For completeness I'm also including a simple proof that maximal ideals in $\mathbb{Z}[t,t^{-1}]$ are not principal: the only quotient fields of $\mathbb{Z}[t,t^{-1}]$ are of the form $\mathbb{Z}_p[t,t^{-1}]/(f(t))\cong\mathbb{Z}[t,t^{-1}]/(p,f(t))$, where $p\in\mathbb{Z}$ is prime and $f(t)$ is irreducible mod $p$. In particular, these fields are finite. However, the quotient of $\mathbb{Z}[t,t^{-1}]$ by any principal ideal $(a)$ must be infinite (or zero, in which case $(a)=(1)$ is not maximal): if $a\in \mathbb{Z}$, then $\mathbb{Z}[t,t^{-1}]/(a)\cong\mathbb{Z}_a[t,t^{-1}]$ has polynomials of arbitrary degree, and if $a=a(t)$ is a polynomial of positive degree, then $\mathbb{Z}[t,t^{-1}]/(a(t))$ has $\mathbb{Z}$ as a subring. In conclusion, the maximal ideals are of the form $(p,f(t))$ as above and all require two generators. As height 1 primes are principal in a UFD, the maximal ideals are the only nonprincipal prime ideals in $\mathbb{Z}[t,t^{-1}]$.

This answers my original question about the ideals in a given ideal class. One can use these techniques to show that the submonoid generated by any nonprincipal ideal in a UFD is free (isomorphic to $\mathbb{N}$), and that the maximal ideals in $\mathbb{Z}[t,t^{-1}]$ generate a free submonoid of infinite rank (isomorphic to $\mathbb{N}^\infty$), for instance.

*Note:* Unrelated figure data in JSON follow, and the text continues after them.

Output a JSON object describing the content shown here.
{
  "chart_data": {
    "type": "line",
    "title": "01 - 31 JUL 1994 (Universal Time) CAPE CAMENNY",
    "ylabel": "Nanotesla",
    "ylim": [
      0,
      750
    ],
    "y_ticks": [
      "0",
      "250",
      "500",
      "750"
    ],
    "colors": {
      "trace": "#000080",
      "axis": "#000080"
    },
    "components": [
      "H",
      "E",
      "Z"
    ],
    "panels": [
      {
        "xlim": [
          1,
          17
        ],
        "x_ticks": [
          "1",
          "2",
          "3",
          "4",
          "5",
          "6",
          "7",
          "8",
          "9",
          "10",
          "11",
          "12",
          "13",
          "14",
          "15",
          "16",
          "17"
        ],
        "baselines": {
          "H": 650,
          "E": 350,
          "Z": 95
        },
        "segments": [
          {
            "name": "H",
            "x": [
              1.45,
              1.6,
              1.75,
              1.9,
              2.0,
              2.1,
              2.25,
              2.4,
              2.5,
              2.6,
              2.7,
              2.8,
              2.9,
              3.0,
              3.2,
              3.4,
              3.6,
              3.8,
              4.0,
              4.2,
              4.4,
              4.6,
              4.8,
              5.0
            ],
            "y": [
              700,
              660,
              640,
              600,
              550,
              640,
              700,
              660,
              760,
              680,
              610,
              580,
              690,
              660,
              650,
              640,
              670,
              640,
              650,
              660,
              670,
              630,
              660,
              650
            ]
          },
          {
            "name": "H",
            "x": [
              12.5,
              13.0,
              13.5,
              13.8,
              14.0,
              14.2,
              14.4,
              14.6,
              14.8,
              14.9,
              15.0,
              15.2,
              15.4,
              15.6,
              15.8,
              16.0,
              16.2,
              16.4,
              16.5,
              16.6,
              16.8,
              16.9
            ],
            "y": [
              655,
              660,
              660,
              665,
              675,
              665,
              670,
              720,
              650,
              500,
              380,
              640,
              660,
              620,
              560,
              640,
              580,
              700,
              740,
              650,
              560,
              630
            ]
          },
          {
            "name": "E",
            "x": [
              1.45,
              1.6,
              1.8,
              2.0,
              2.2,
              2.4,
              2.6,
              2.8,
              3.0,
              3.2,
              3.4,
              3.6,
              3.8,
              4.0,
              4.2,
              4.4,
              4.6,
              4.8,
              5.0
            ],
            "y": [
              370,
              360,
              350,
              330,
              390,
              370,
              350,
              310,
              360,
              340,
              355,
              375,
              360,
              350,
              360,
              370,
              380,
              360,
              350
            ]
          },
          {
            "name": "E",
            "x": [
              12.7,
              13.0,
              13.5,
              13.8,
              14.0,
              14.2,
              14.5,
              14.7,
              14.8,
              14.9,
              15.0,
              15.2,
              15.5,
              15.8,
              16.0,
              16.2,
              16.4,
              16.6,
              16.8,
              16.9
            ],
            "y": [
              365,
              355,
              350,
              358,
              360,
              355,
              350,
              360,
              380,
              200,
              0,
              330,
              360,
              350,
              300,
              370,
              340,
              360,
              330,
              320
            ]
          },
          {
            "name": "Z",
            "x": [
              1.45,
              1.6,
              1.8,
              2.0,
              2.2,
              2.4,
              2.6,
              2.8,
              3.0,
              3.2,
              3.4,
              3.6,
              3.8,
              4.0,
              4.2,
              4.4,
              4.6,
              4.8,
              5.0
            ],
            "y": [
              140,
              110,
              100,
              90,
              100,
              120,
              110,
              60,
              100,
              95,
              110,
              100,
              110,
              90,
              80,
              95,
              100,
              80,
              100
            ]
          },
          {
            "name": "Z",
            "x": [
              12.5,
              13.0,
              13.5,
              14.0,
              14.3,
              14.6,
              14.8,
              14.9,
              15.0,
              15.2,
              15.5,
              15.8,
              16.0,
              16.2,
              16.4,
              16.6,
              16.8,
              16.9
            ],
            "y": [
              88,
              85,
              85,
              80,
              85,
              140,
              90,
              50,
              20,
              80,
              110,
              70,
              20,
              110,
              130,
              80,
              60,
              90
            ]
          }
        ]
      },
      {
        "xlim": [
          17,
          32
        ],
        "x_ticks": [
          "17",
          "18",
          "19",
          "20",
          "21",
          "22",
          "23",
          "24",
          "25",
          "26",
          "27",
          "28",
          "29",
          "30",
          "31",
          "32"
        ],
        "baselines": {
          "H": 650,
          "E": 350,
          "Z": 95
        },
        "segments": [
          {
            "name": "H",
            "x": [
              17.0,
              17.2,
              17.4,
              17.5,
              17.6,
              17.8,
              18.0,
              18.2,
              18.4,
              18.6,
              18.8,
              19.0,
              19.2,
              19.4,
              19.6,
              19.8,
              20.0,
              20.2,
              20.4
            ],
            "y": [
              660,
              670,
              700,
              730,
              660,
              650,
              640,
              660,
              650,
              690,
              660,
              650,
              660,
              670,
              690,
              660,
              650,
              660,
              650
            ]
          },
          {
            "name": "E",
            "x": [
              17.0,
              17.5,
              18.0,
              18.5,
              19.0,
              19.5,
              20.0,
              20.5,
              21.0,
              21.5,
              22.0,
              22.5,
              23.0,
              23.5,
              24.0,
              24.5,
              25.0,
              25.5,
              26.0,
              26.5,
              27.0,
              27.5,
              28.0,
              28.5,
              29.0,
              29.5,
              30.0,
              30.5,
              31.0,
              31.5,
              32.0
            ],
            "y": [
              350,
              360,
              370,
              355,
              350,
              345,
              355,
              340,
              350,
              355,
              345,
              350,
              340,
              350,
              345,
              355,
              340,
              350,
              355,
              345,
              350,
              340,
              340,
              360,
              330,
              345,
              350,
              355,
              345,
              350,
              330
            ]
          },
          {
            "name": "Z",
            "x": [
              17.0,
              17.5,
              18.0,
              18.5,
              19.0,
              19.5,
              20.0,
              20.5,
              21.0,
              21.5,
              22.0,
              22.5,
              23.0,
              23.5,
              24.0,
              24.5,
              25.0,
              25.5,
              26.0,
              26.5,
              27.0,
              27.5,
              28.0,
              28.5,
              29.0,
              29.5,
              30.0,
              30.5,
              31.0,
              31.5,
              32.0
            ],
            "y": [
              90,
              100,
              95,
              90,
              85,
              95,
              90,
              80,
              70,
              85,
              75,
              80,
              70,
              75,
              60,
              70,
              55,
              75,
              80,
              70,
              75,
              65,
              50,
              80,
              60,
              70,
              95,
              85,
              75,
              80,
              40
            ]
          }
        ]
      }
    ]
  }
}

For an example of non-unique factorization of ideals/ideal classes, the following example I found in Multiplicative Ideal Theory by Giller has been illuminating for me: $(a,b)^2(a,b)=(a,b)^3=(a^3,a^2b,ab^2,b^3)=(a^2,b^2)(a,b)$, but one does not usually expect $(a,b)^2=(a^2,b^2)$. Taking $(a,b)$ to be a maximal ideal in $\mathbb{Z}[t,t^{-1}]$, e.g. $(2,t+1)$, we have $(2,t+1)^2(2,t+1)=(4,(t+1)^2)(2,t+1)$, but $(2,t+1)^2\neq(4,(t+1)^2)$. So this is an example of failure of cancellation of ideals, and it arises so naturally that one suspects this must be a common occurrence. Since neither ideal is contained in a proper principal ideal, this also displays failure of cancellation in the ideal class monoid, which corresponds to the classes $[(2,t+1)^2]$ and $[(4,(t+1)^2)]$ becoming identified in the group completion of the ideal class monoid.